Isaac abrió la ventana, dando paso a la luz mortecina del ocaso. En las aguas del Cancro, las bocinas discutieron cuando dos barcazas industriales trataron de sobrepasarse. La criatura colgada del alféizar saltó al marco abierto de la ventana, apresando los bordes con manos retorcidas.
— ¡Cay, capitán! —cacareó. Su acento era fuerte y extraño—. He visto el clavo ese con la bufanda roja, y me digo, «¡A ver al jefe!». —Parpadeaba y ladraba su risa estúpida—. ¡Qué quiere, capitán! ¡Su servicio!
—Buenas noches, Teparadós. Has recibido mi mensaje.
La criatura batió sus rojas alas de murciélago.
Teparadós era un draco, seres de amplio pecho, como el de un gorrión, con gruesos brazos similares a los de un enano humano bajo aquellas alas tan feas como útiles. Los dracos surcaban los cielos de Nueva Crobuzon. Sus manos eran los pies, cuyos miembros sobresalían de la panza de sus cuerpos achatados, como las patas de un cuervo. Podían dar unos cuantos pasos torpes aquí y allí equilibrándose sobre las palmas, pero preferían volar sobre la ciudad, chillando y haciendo picados sobre los transeúntes.
Los dracos eran más inteligentes que los perros o los simios, pero claramente menos que los humanos.
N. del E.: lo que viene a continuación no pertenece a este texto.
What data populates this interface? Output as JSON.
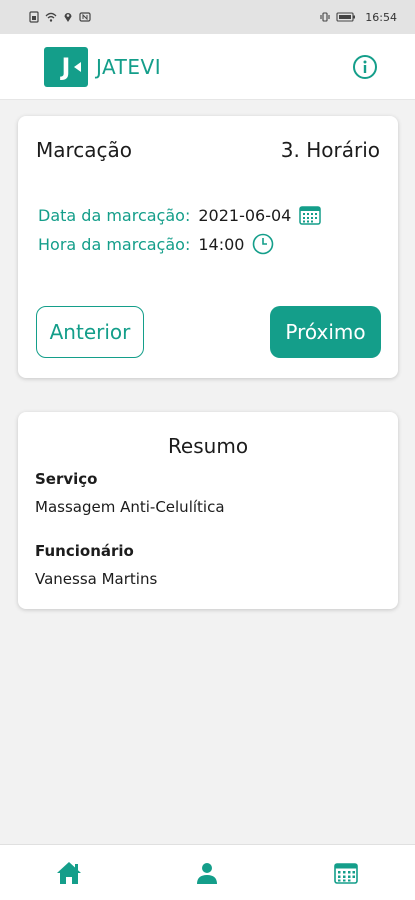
{
  "status_bar": {
    "time": "16:54",
    "left_icons": [
      "sim-icon",
      "wifi-icon",
      "location-icon",
      "nfc-icon"
    ],
    "right_icons": [
      "vibrate-icon",
      "battery-icon"
    ]
  },
  "header": {
    "logo_letter": "J",
    "app_name": "JATEVI",
    "info_icon": "info-icon"
  },
  "booking": {
    "title": "Marcação",
    "step": "3. Horário",
    "date_label": "Data da marcação:",
    "date_value": "2021-06-04",
    "time_label": "Hora da marcação:",
    "time_value": "14:00",
    "prev_label": "Anterior",
    "next_label": "Próximo"
  },
  "summary": {
    "title": "Resumo",
    "service_label": "Serviço",
    "service_value": "Massagem Anti-Celulítica",
    "employee_label": "Funcionário",
    "employee_value": "Vanessa Martins"
  },
  "bottom_nav": [
    "home-icon",
    "person-icon",
    "calendar-icon"
  ],
  "colors": {
    "accent": "#149e8a",
    "background": "#f2f2f2",
    "card": "#ffffff"
  }
}
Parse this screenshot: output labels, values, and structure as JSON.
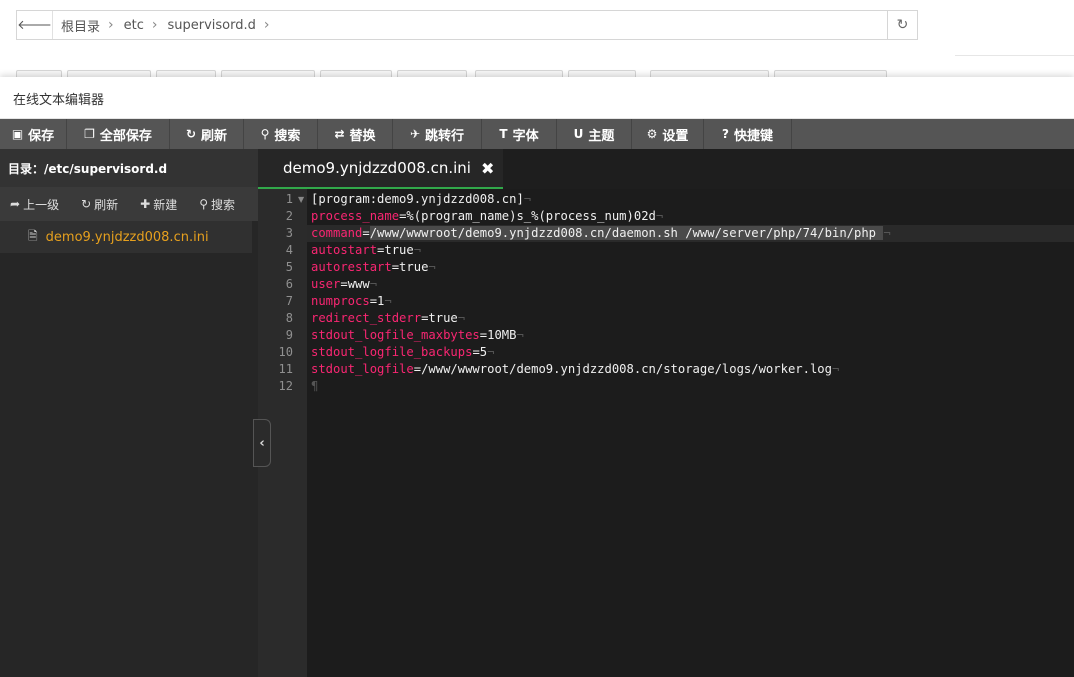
{
  "file_manager": {
    "breadcrumbs": [
      "根目录",
      "etc",
      "supervisord.d"
    ],
    "back_icon": "arrow-left-icon",
    "refresh_icon": "refresh-icon"
  },
  "editor": {
    "window_title": "在线文本编辑器",
    "toolbar": [
      {
        "id": "save",
        "icon": "save-icon",
        "glyph": "▣",
        "label": "保存"
      },
      {
        "id": "save-all",
        "icon": "save-all-icon",
        "glyph": "❐",
        "label": "全部保存"
      },
      {
        "id": "refresh",
        "icon": "refresh-icon",
        "glyph": "↻",
        "label": "刷新"
      },
      {
        "id": "search",
        "icon": "search-icon",
        "glyph": "⚲",
        "label": "搜索"
      },
      {
        "id": "replace",
        "icon": "replace-icon",
        "glyph": "⇄",
        "label": "替换"
      },
      {
        "id": "goto",
        "icon": "pin-icon",
        "glyph": "✈",
        "label": "跳转行"
      },
      {
        "id": "font",
        "icon": "font-icon",
        "glyph": "T",
        "label": "字体"
      },
      {
        "id": "theme",
        "icon": "magnet-icon",
        "glyph": "U",
        "label": "主题"
      },
      {
        "id": "settings",
        "icon": "gear-icon",
        "glyph": "⚙",
        "label": "设置"
      },
      {
        "id": "shortcuts",
        "icon": "question-icon",
        "glyph": "?",
        "label": "快捷键"
      }
    ],
    "sidebar": {
      "directory_label": "目录：/etc/supervisord.d",
      "tools": [
        {
          "id": "up",
          "icon": "share-icon",
          "glyph": "➦",
          "label": "上一级"
        },
        {
          "id": "refresh",
          "icon": "refresh-icon",
          "glyph": "↻",
          "label": "刷新"
        },
        {
          "id": "new",
          "icon": "plus-icon",
          "glyph": "✚",
          "label": "新建"
        },
        {
          "id": "search",
          "icon": "search-icon",
          "glyph": "⚲",
          "label": "搜索"
        }
      ],
      "files": [
        {
          "icon": "file-icon",
          "name": "demo9.ynjdzzd008.cn.ini"
        }
      ]
    },
    "tab": {
      "label": "demo9.ynjdzzd008.cn.ini",
      "close_glyph": "✖"
    },
    "code_lines": [
      {
        "n": "1",
        "key": "",
        "rest": "[program:demo9.ynjdzzd008.cn]"
      },
      {
        "n": "2",
        "key": "process_name",
        "rest": "=%(program_name)s_%(process_num)02d"
      },
      {
        "n": "3",
        "key": "command",
        "rest": "=/www/wwwroot/demo9.ynjdzzd008.cn/daemon.sh /www/server/php/74/bin/php "
      },
      {
        "n": "4",
        "key": "autostart",
        "rest": "=true"
      },
      {
        "n": "5",
        "key": "autorestart",
        "rest": "=true"
      },
      {
        "n": "6",
        "key": "user",
        "rest": "=www"
      },
      {
        "n": "7",
        "key": "numprocs",
        "rest": "=1"
      },
      {
        "n": "8",
        "key": "redirect_stderr",
        "rest": "=true"
      },
      {
        "n": "9",
        "key": "stdout_logfile_maxbytes",
        "rest": "=10MB"
      },
      {
        "n": "10",
        "key": "stdout_logfile_backups",
        "rest": "=5"
      },
      {
        "n": "11",
        "key": "stdout_logfile",
        "rest": "=/www/wwwroot/demo9.ynjdzzd008.cn/storage/logs/worker.log"
      },
      {
        "n": "12",
        "key": "",
        "rest": ""
      }
    ],
    "eol_mark": "¬",
    "eof_mark": "¶"
  }
}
Prosperaban con una dieta intelectual de escatología, bufonadas e imitación, eligiendo nombres absurdos para los demás a partir de canciones populares, catálogos de muebles o libros de texto que apenas podían leer. Isaac sabía que la hermana de Teparadós se llamaba Chapa, y uno de sus hijos Sarna.
Los dracos vivían en cientos de miles de nichos, en áticos, en anejos, detrás de los carteles. La mayoría vivía en los márgenes de la sociedad. Los enormes depósitos de basura en las afueras del Cantizal y el Parque Abrogate, el vertedero junto al río en el Meandro Griss, todos ellos estaban infestados de dracos peleando y riendo, bebiendo de los canales estancados, fornicando en el aire y en tierra. Algunos, como Teparadós, complementaban esta vida con un empleo informal. Cuando las bufandas ondeaban en los tejados o se realizaban marcas de tiza junto a las ventanas de los áticos, lo más probable era que alguien estuviera llamando a un draco para algún trabajo.
Isaac buscó en su bolsillo y extrajo un shekel.
— ¿Te gustaría ganarte esto, Teparadós?
— ¡Claro, capitán! —gritó el ser—. ¡Cuidado abajo! —añadió gritando. El guano salpicó por la calle mientras el draco rompía a carcajadas.
Isaac le entregó la lista que había elaborado, enrollada como un pergamino.
—Llévalo a la biblioteca de la universidad. ¿La conoces? ¿Al otro lado del río? Muy bien. Está abierta hasta tarde, así que deberías encontrarla abierta. Dale esto al bibliotecario. He firmado, así que no debes de tener ningún problema. Te cargarán con algunos libros. ¿Crees que podrás traérmelos? Pesarán bastante.
— ¡No pasa nada, capitán! —dijo Teparadós golpeándose el pecho como un tambor—. ¡Tipo fuerte!